Kemudian diam untuk beberapa saat.
"Lalu..." dia melanjutkan dengan ragu "...apa yang membawamu ke sini?"
"Hunting, ini ‘kan wilayah baru."
"Eee..." dia berpikir sejenak, rupanya dia berusaha untuk menjadi akrab disituasi ini. "...apa kamu tidak mempunyai teman?" nadanya sedikit pelan daripada sebelumnya, mungkin dia ragu-ragu menanyakan itu takut kalau aku bakal tersinggung dengan pertanyaannya.
Aku terkekeh sebentar, langkahnya terhenti dan menoleh ke belakang -ke arahku "Tidak."
"Kenapa?" dia kemudian berjalan lagi setelah pertanyaannya, sekarang kami berjalan sejajar.
"Tidak ada alasan khusus. Aku hanya sulit mempercayai orang lain beberapa bulan terakhir." jawaban terpanjangku untuk pertanyaannya.
"Sejak hari itu, ya?" dia bertanya, tahu tepat apa yang kumaksud. Dengan anggukan kecil aku menjawab pertanyaannya.
"Tapi aku menyarankan untuk tidak selamanya berburu solo, kamu tahu?" dia beropini, memang benar, tidak selamanya aku kuat jika harus solo seperti ini. Ada batasnya aku menjadi hunter solo. Karena semakin tinggi levelku, semakin sulit juga monster yang bermunculan, dan itu bisa saja membuatku celaka suatu saat. Itulah yang kupikirkan saat ini saat melihat mereka berempat tadi.

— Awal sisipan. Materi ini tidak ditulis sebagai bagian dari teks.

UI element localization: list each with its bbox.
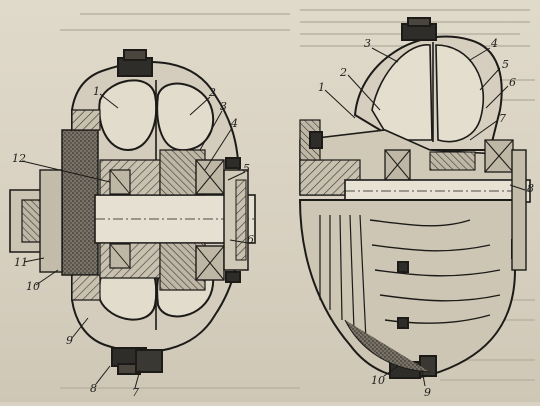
left-label-3: 3 bbox=[220, 100, 227, 113]
right-label-3: 3 bbox=[364, 37, 371, 50]
left-callouts: 1 2 3 4 5 6 7 8 9 10 11 12 bbox=[12, 85, 254, 399]
right-label-8: 8 bbox=[527, 182, 534, 195]
right-label-10: 10 bbox=[371, 374, 385, 387]
left-label-9: 9 bbox=[66, 334, 73, 347]
left-label-11: 11 bbox=[14, 256, 28, 269]
right-label-6: 6 bbox=[509, 76, 516, 89]
left-label-10: 10 bbox=[26, 280, 40, 293]
left-label-1: 1 bbox=[93, 85, 100, 98]
left-label-2: 2 bbox=[208, 86, 216, 99]
left-leader-lines bbox=[21, 93, 249, 389]
right-label-7: 7 bbox=[499, 112, 506, 125]
right-label-1: 1 bbox=[318, 81, 325, 94]
right-label-2: 2 bbox=[339, 66, 347, 79]
right-leader-lines bbox=[324, 47, 526, 387]
left-label-6: 6 bbox=[247, 233, 254, 246]
right-label-5: 5 bbox=[502, 58, 509, 71]
left-label-8: 8 bbox=[90, 382, 97, 395]
left-label-7: 7 bbox=[132, 386, 139, 399]
left-label-12: 12 bbox=[12, 152, 26, 165]
right-coupling-drawing bbox=[298, 17, 531, 379]
left-coupling-drawing bbox=[9, 49, 256, 375]
left-label-4: 4 bbox=[230, 117, 238, 130]
right-label-4: 4 bbox=[490, 37, 498, 50]
right-label-9: 9 bbox=[424, 386, 431, 399]
left-label-5: 5 bbox=[243, 162, 250, 175]
right-callouts: 1 2 3 4 5 6 7 8 9 10 bbox=[318, 37, 534, 399]
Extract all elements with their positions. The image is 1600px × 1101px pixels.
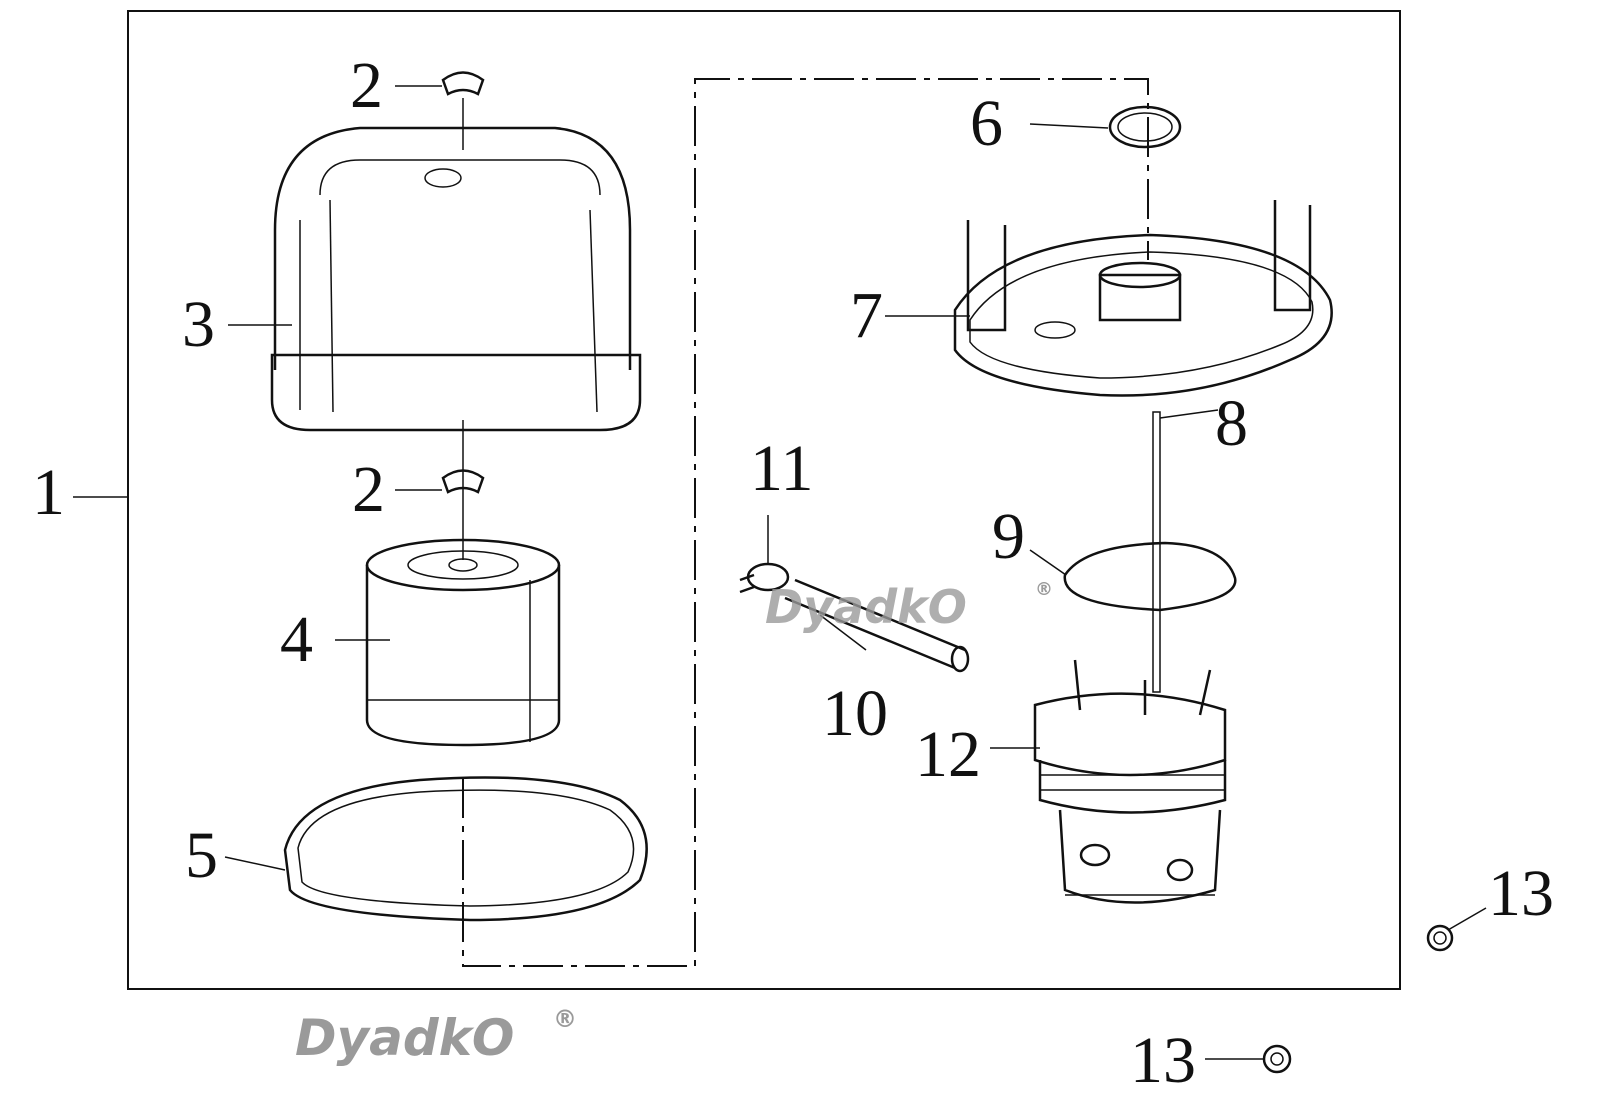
- label-7: 7: [850, 279, 883, 352]
- part-2-clip-top: [441, 71, 485, 96]
- watermark-center: DyadkO: [765, 580, 967, 634]
- part-9-seal: [1063, 541, 1237, 612]
- part-10-tube: [784, 578, 970, 673]
- part-6-ring: [1108, 105, 1182, 149]
- label-13-b: 13: [1130, 1024, 1196, 1097]
- assembly-centerline: [462, 78, 1149, 967]
- part-7-base-plate: [953, 200, 1333, 397]
- part-13-bolt-a: [1426, 924, 1454, 952]
- part-13-bolt-b: [1262, 1044, 1292, 1074]
- label-13-a: 13: [1488, 857, 1554, 930]
- label-12: 12: [915, 718, 981, 791]
- label-10: 10: [822, 677, 888, 750]
- label-5: 5: [185, 819, 218, 892]
- label-8: 8: [1215, 387, 1248, 460]
- label-9: 9: [992, 500, 1025, 573]
- label-3: 3: [182, 288, 215, 361]
- label-1: 1: [32, 456, 65, 529]
- label-2-top: 2: [350, 49, 383, 122]
- label-11: 11: [750, 432, 814, 505]
- label-2-bottom: 2: [352, 453, 385, 526]
- label-4: 4: [280, 603, 313, 676]
- part-4-filter-element: [365, 538, 561, 747]
- part-5-gasket: [283, 776, 648, 922]
- part-8-rod: [1152, 411, 1161, 693]
- watermark-bottom-mark: ®: [553, 1005, 577, 1033]
- part-2-clip-bottom: [441, 469, 485, 494]
- label-6: 6: [970, 87, 1003, 160]
- part-3-cover: [270, 126, 642, 432]
- part-12-housing: [1033, 659, 1227, 904]
- leader-lines: [73, 85, 1487, 1060]
- assembly-frame: [127, 10, 1401, 990]
- watermark-bottom: DyadkO: [295, 1009, 514, 1067]
- watermark-center-mark: ®: [1035, 579, 1053, 600]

"Kamu benar, eh, siapa namamu tadi?"
"Aku belum menyebutkan namaku," dia menggeleng sambil tersenyum melihat ke depan, "Arianne."
"Arianne." aku diam sesaat "Lalu yang lain?" aku bertanya, merujuk pada nama-nama anggota partynya.

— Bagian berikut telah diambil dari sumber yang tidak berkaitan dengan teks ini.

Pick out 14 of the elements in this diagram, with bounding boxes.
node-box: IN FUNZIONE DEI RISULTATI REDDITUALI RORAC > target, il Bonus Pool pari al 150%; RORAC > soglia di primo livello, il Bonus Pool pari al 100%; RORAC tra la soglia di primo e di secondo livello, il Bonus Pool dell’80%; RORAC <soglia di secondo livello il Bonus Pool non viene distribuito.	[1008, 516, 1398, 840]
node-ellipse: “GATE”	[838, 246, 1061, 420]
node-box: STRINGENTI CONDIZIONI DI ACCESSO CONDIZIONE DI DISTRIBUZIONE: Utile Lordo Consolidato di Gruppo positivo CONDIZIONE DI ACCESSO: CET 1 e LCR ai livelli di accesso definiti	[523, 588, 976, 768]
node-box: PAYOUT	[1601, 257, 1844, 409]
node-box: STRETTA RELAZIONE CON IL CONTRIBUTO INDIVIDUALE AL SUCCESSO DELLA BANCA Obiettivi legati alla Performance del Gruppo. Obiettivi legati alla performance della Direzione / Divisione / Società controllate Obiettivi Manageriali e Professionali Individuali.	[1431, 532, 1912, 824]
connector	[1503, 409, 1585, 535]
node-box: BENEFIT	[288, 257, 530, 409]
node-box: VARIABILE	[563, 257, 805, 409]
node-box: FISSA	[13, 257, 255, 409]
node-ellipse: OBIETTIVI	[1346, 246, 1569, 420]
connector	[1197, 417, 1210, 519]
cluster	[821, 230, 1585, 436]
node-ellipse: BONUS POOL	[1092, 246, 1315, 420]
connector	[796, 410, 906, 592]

"Hmm," dia berpikir sejenak. "Kamu tahu Lancer yang tadi?" aku mengangguk. "Namanya Avery," kemudian dia melanjutkan "Kalau yang Slayer-"
"-Foxx." aku memotong kata-katanya sebelum sempat dilanjutkan, aku tahu karena tadi aku sempat mendengar Si Lancer—Avery, memanggil perempuan Slayer itu dengan sebutan Foxx, jadi, itu pasti nicknamenya.
"Benar. Lalu untuk Rogue, dia bernama Cello. Tapi Cello bukan dari Indonesia seperti kita." dia melanjutkan.
"Jadi?"
"Dia dari Greenland." aku manggut-manggut mengerti.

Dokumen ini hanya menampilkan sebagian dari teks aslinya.